Everything you have told me is true (book review)

I immensely enjoyed Mary Harper’s Everything you have told me is true-The Many Faces of Al Shabaab, even though her book covers difficult topics around Somalia’s troubled governance and Al Shabaab, an entity many would easily label a ‘terrorist organization’.

Mary Harper is the BBC Africa editor and has reported on Africa and its conflict zones for 25 years and her biggest achievement with this book is her nuanced, careful, critical and ultimately empathetic engagement with Somalia and her citizens. Her book is not about a ‘failed state’ that has been captured by a terrorist group, but about the fact that
Many people have multiple identities, one of which is some kind of association with Al Shabaab, sometimes voluntary, sometimes pragmatic, sometimes forced (p.5).
This may not be an entirely surprising insight for academic researchers engaging in qualitative or ethnographic field work or journalists with in-depth knowledge of the area. At the same time it is a reminder of how fragile contexts or spaces that have suffered conflict and violence over a long period of time deserve such a detailed, but also compassionate engagement rather than blanket terms that fit our Western governance and development agendas.
A whole industry has built around Al Shabaab. (…) The intense focus on Al Shabaab by journalists, academics and analysts has masked other forms of violence that continue to rip Somalia apart (pp.16-17).
Understanding Al Shabaab within a context of decades of violence, weak governance and global security discourses
In the introduction and first chapter of her book Harper offers some important insights into contemporary life and society in urban Somalia, featuring cities and inhabitants that have been traumatized by decades of violent conflict.
Harper
s impressive networks, built through many visits to Mogadishu but also trips outside the hotel-personal security-airport-expat bubble have provided her with opportunities to communicate directly with Al Shabaab between professional journalistic standards, respect from the group and close surveillance on the ground. When members call her and provide her with an incredibly accurate summary of her daily movements she is left to answer ‘Everything you have told me is true’.
In some ways, Al Shabaab is like water running down a hill, sometimes acting as a large, united force, at other times dividing into multiple rivulets, taking unpredictable paths and sometimes meeting dead ends. The fact that so many people have a loose association with the movement, flitting in and out of the group or performing certain duties on its behalf, makes it also impossible to define Al Shabaab (p.59).
In the following chapters she looks at women and children, the modus operandi, resistance, the propaganda war and finally the industry around Al Shabaab.

This structure really supports her quest for nuanced insights into various aspects of society and the best way to describe them is probably ‘written podcasts’-each chapter is vividly written, very well edited and features a compelling narrative on core aspects of the group and its engagement in Somalia.

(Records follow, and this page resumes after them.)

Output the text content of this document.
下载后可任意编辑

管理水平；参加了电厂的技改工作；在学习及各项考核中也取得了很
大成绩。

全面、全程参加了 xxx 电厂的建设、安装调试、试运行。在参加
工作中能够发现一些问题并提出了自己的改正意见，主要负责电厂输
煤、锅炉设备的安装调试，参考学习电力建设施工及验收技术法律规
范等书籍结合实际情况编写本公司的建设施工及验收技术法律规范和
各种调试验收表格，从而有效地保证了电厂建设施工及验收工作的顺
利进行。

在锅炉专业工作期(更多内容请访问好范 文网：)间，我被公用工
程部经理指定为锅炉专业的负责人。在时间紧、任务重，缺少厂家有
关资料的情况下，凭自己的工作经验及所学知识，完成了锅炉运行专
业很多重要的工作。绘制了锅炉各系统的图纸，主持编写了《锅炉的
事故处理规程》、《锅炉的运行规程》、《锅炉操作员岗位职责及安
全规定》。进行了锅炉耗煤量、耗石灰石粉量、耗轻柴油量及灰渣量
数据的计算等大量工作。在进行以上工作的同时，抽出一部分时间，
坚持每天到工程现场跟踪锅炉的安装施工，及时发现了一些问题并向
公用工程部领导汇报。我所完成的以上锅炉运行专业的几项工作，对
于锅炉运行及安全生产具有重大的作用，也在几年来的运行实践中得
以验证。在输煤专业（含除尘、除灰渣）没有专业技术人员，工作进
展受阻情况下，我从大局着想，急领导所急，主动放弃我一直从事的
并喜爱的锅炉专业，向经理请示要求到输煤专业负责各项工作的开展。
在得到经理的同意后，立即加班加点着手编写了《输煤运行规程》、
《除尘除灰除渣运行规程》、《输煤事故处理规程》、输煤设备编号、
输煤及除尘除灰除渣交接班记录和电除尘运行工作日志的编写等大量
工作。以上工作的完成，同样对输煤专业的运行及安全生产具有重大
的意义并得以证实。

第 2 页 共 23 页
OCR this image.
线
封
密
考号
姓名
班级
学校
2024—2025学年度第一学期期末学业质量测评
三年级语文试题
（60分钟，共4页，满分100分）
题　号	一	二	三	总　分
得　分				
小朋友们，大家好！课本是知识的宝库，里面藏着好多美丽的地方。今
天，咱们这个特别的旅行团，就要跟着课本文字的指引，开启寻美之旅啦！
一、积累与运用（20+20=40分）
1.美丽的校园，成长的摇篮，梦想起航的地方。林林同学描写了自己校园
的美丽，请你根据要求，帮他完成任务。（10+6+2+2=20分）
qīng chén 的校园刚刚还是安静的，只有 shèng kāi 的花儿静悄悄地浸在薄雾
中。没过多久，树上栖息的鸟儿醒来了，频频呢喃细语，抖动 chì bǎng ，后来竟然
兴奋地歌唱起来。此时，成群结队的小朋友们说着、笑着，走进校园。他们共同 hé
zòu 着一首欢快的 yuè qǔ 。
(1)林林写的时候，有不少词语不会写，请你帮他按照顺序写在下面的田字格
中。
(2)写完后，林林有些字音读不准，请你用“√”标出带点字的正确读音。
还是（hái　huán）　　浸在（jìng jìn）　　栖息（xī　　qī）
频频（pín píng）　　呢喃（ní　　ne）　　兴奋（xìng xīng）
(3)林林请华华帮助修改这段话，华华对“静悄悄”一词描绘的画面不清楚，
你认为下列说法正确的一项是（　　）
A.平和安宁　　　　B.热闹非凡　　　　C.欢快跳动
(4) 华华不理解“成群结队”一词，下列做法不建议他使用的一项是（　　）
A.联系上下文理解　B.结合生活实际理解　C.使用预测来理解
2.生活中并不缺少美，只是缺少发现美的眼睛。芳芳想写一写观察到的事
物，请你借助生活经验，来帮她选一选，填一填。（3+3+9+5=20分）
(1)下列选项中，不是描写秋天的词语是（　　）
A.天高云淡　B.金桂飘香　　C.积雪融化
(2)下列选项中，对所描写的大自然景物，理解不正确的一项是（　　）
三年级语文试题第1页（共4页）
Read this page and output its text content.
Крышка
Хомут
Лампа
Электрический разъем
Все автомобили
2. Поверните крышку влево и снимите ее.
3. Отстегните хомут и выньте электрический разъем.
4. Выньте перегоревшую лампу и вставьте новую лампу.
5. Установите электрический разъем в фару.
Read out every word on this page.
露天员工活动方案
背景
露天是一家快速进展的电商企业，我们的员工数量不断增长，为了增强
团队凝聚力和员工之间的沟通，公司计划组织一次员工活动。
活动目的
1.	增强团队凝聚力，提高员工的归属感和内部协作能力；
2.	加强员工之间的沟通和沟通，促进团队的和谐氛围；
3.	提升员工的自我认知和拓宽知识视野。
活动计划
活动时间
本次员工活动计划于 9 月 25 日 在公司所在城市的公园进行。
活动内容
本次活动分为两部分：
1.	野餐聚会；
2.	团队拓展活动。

Al Shabaab is not the answer to Somalia
’s many challenges-but can we ask better questions?
Even though her stories convey the great respect she has for the resilience of Somalis and empathy for sometimes impossible political or economic choices, Harper always makes sure to talk to both sides and highlight the atrocities, the terror if you like, that the group inflicts on citizens in their quest to establish a Muslim state. Al Shabaab is certainly part of the problem-but what is the ‘solution’ for Somalia and the influence the group has?
These questions go far beyond the Horn of Africa and also apply to Syria, Iraq, Afghanistan, Libya or Mali.
Drone strikes, peacekeeping missions and EU aid to curb migration may be small pieces of the puzzle, but will not be enough to ‘win’ the ‘war on terror’ as per the global military-industrial discourse.

Even if the group is eventually defeated as a fighting force, it will be an enormous challenge to win back the hearts and minds of the hundreds of thousands of children who have grown up knowing nothing other than Al Shabaab (pp.83-84).
Al Shabaab is not an occupying military group and Everything you have told me is true is among its many merits a reminder how groups like this are interwoven into the social fabric of fragile societies:
Al Shabaab has taken hold in Somalia and endured because it has helped fill giant gaps in security, governance, justice, education and employment. In some areas of life it has offered the best choice available (p.233).
As regular readers of the blog may have noticed, I am a big fan of Hurst publications and this one is no exception!
Harper’s meticulous observations establish a thoughtful narrative about contemporary Somalia and the many complex questions about states and governance in the twenty-first century ‘we’ should be asking once we look beyond the many faces of Al Shabaab!


Harper, Mary: Everything you have told me is true-The Many Faces of Al Shabaab. ISBN 978-1-78738-124-7, 250pp, 20.00 GBP, London: Hurst & Company, 2019.